Les tentatives de la classe dirigeante pour mystifier la nature de la technologie dans la société capitaliste ne manquent pas, et ces mystifications se sont propagées dans presque tous les domaines sociaux et institutionnels. Un rapport de 2014 sur le travail de soins non rémunéré rédigé par l’Organisation de coopération et de développement économiques (OCDE) constitue un exemple paradigmatique. Entre autres choses, le rapport recommande « d’investir dans des technologies et des infrastructures permettant de gagner du temps » comme moyen de lutter contre les inégalités économiques entre les sexes.

La suggestion selon laquelle la technologie et les infrastructures de toutes sortes sont intrinsèquement Le gain de temps est l’une des formes les plus courantes de mauvaise orientation idéologique. C'est une suggestion qui occulte les flux nets inégaux d'énergie et de matériaux qui rendent possible en premier lieu cette fonction ostensible de « gain de temps », imputant à la technologie un inhérent valeur d’usage, et dissimuler les valeurs d’usage appropriées ailleurs dans le système mondial capitaliste.

Un chatbot OpenAI, une machine à laver Whirlpool, une voiture électrique Tesla ou une cafetière à portion individuelle Keurig pourraient économiser quelques du temps des gens, mais seulement en absorbant le temps de travail de tous ceux qui travaillent dans l'usine de machines à laver ou dans le bureau de modération de contenu, et en créant un fossé métabolique entre les cycles temporels à court terme de l'accumulation de capital et les cycles temporels à long terme de l'eau. recirculation et absorption d’énergie par le système Terre.

Le point de vue du rapport de l'OCDE occulte également le fait inévitable que le capitalisme crée de nouveaux besoins bien plus rapidement qu'il ne les satisfait, ce qui conduit à des phénomènes tels que l'obsolescence programmée de la technologie moderne. Comme l’écrit l’écosocialiste de la première vague André Gorz dans « Écologie politique : expertocratie contre autolimitation », « c’est seulement parce que le capital a besoin de consommateurs pour ses produits que la production répond également aux besoins humains. . . [But] ce sont des besoins et des désirs qui ont été produit pour satisfaire le besoin de rentabilité du capital. Le consumérisme effréné est « ainsi le produit de la propre exigence du capital de créer le plus grand chiffre d'affaires possible de marchandises. La recherche d'une efficacité maximale dans l'exploitation du capital nécessite donc un maximum inefficacité dans la couverture des besoins : gaspillage maximum. Les déchets excessifs et la pollution sont donc des caractéristiques d’une société capitaliste, et non des insectes.

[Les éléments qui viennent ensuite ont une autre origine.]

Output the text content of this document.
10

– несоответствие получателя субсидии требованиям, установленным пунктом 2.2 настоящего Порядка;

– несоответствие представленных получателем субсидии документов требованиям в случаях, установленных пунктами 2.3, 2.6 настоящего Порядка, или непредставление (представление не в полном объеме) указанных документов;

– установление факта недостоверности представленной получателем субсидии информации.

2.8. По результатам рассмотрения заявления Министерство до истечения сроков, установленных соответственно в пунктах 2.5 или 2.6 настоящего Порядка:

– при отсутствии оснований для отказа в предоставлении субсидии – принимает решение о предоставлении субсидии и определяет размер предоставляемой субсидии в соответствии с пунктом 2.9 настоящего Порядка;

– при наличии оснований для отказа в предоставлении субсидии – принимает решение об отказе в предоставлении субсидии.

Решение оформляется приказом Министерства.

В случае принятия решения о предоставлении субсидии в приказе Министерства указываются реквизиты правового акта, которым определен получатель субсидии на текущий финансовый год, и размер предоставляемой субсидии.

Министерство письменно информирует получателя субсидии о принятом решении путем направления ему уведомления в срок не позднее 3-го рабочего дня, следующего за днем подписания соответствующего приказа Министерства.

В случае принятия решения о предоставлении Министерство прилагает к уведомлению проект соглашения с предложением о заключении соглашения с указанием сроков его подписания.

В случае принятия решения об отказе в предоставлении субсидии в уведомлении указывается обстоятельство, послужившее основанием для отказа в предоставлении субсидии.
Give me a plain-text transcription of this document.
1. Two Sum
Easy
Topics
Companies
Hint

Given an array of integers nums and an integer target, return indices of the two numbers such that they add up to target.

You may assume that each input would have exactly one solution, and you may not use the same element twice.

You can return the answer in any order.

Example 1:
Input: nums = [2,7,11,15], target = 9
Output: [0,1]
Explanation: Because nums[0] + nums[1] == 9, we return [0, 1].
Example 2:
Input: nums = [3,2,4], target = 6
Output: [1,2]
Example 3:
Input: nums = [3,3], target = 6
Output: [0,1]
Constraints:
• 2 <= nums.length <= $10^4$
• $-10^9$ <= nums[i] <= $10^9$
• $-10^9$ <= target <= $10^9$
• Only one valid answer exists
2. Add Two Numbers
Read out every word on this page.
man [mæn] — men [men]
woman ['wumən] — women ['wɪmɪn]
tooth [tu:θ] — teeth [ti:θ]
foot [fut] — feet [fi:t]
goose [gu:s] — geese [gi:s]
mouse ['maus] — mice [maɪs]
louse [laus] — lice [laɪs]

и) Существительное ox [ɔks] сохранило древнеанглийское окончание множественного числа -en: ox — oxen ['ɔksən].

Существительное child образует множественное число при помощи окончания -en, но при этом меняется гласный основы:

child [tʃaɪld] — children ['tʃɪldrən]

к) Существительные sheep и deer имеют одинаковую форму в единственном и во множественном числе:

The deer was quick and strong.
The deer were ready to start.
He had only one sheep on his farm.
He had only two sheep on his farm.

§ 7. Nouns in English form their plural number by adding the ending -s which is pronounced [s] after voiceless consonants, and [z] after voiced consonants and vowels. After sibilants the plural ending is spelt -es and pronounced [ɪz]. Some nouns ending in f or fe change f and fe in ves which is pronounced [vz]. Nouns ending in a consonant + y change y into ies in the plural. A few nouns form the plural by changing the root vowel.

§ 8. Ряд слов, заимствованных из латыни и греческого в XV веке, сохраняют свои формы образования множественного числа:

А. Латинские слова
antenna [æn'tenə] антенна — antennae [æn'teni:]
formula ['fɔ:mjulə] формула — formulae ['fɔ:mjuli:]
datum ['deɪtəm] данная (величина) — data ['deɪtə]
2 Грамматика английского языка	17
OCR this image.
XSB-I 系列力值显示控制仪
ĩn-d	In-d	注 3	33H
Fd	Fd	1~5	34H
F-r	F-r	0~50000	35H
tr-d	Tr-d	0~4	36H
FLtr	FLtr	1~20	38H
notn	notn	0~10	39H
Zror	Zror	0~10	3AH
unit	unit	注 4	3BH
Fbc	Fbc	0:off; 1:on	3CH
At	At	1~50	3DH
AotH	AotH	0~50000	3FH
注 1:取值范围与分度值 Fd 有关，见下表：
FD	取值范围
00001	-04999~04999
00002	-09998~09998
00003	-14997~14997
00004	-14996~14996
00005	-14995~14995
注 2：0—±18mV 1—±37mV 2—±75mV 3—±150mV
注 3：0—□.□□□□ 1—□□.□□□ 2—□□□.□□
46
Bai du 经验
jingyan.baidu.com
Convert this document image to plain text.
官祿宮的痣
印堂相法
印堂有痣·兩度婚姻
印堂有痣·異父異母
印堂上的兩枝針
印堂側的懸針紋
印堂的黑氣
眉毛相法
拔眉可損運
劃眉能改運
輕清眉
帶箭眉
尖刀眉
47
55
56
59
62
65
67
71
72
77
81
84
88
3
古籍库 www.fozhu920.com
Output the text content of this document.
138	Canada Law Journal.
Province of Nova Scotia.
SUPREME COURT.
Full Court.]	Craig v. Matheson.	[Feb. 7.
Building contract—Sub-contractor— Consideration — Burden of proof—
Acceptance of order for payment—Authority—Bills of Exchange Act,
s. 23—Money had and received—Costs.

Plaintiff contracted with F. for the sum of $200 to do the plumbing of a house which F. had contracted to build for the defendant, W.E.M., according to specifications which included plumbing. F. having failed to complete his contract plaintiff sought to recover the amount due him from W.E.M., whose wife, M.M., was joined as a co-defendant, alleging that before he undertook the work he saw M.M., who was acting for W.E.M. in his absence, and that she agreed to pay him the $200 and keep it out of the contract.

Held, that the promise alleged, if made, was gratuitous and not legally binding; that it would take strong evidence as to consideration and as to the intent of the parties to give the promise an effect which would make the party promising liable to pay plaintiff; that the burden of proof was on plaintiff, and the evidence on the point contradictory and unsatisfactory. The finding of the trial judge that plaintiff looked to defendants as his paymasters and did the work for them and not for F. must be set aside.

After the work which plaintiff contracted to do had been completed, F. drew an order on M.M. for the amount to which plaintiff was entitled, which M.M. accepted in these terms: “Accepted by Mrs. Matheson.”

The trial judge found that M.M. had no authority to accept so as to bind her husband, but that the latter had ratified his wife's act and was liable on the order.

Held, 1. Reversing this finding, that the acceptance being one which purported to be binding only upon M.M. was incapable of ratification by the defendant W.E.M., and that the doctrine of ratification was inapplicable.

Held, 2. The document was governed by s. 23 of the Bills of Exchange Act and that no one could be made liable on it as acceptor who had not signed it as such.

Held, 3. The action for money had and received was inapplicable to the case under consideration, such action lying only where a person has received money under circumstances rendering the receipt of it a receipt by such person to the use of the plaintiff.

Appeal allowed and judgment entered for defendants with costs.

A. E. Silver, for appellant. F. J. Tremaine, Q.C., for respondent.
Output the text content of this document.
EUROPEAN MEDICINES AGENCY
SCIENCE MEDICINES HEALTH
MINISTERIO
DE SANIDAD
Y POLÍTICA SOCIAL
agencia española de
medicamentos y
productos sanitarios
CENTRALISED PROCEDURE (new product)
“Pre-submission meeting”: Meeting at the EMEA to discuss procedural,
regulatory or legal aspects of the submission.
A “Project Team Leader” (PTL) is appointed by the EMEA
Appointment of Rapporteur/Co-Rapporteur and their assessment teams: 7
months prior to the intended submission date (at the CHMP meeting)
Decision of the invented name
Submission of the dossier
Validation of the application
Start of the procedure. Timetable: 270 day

En effet, s’appuyant sur l’économiste écologique Nicholas Georgescu-Roegen, Hornborg décrit ailleurs comment « non seulement l’énergie mais aussi les matériaux subissent une dissipation irréversible dans les processus économiques, et que le concept d’entropie appliqué à de tels processus doit être compris en termes de génération ». d'un « désordre » énergétique et matériel croissant [i.e., waste and pollution] en tant que sous-produit de la création locale d'un « ordre » ou d'une structure culturelle et technologique [i.e., commodities and machines].»

Toute activité censée « économiser » du temps, de l'espace, de la matière ou de l'énergie dans un secteur de l'économie mondiale doit, selon la deuxième loi de la thermodynamique, être rendue possible par des taux plus élevés d'extraction, d'exploitation et de dissipation matière-énergie dans d'autres. secteurs. Rien de ce que nous faisons n’est « thermodynamiquement libre », comme le souligne l’historien des médias John Durham Peters : toute tentative d’ordonner et d’organiser la matière et l’énergie « se heurte à la tendance de tout à se dégrader ».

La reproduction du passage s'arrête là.